Era sabido que Tolkien havia se tornado muito mais analítico e filosófico sobre seu mundo subcriado depois de concluir O Senhor dos Anéis, mas os textos publicados em A Natureza da Terra-média fortalecem esse fato e nossa visão de seus processos analíticos e filosóficos e sua visão de mundo. Em particular, ele torna explícita a metafísica católica e especificamente aristotélica/tomística de Tolkien.
A atenção ao detalhe em Tolkien era quase obsessiva. Qual foi o detalhe mais inesperado nestes textos?
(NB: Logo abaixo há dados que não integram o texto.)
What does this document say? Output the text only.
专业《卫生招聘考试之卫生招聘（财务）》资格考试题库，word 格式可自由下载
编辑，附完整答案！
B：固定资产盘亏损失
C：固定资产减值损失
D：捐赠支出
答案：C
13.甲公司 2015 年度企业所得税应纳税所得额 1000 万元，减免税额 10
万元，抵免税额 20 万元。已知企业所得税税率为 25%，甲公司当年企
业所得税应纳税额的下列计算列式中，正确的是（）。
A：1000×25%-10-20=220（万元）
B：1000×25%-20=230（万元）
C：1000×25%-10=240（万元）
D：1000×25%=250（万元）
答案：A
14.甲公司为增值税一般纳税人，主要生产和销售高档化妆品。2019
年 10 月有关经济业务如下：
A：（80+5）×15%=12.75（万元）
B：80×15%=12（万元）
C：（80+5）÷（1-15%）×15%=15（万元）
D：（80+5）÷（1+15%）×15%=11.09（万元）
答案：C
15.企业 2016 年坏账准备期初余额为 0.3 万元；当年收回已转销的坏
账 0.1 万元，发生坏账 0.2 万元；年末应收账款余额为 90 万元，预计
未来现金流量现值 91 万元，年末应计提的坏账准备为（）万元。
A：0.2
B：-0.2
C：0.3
Um aspecto surpreendente de A Natureza da Terra-média, em particular de sua primeira parte, Tempo e Envelhecimento, é a preocupação e a habilidade de Tolkien com assuntos matemáticos. Tolkien se esforçou para planejar e calcular as implicações cronológicas e populacionais de vários esquemas das taxas de crescimento e nascimento dos Elfos, sequências de nascimentos entre casais, etc. Estava empenhado em oferecer um período de tempo realista em que tanto Elfos quanto mortais poderiam multiplicar suas populações e (particularmente entre mortais) divergir linguisticamente, dado o que a arqueologia e a linguística nos dizem sobre a pré-história humana. O mais inesperado é o fato de que Tolkien se deu ao trabalho de usar calculadoras eletrônicas para calcular a relação dos segundos convencionais (solares) para os análogos “mínimos” élficos até 360 casas decimais e encontrou onde a sequência de números começava a se repetir!
Por que textos com assuntos tão específicos interessam aos leitores comuns?
O fato é que eles não interessarão a leigos da ficção de Tolkien. Eles interessarão, porém, aos que apreciam ler os pensamentos íntimos de Tolkien sobre o que pode ser chamado de “folclore” da Terra-média (“lore”), como escritos publicados nos apêndices de O Senhor dos Anéis, Contos Inacabados e nos volumes finais da série A História da Terra-média, de Christopher Tolkien, especialmente O Anel de Morgoth e Os Povos da Terra-média.
Há questões relevantes ainda sem solução?
Certamente! Uma das coisas notáveis sobre a subcriação de Tolkien é que ela convida incessantemente a novas questões, algumas das quais o próprio Tolkien responde (ou, ao menos, considera algumas respostas). Mas é claro que, assim como no mundo “real”, nem tudo é respondido e respostas quase sempre dão margem a novas perguntas.
As informações são do jornal O Estado de S. Paulo.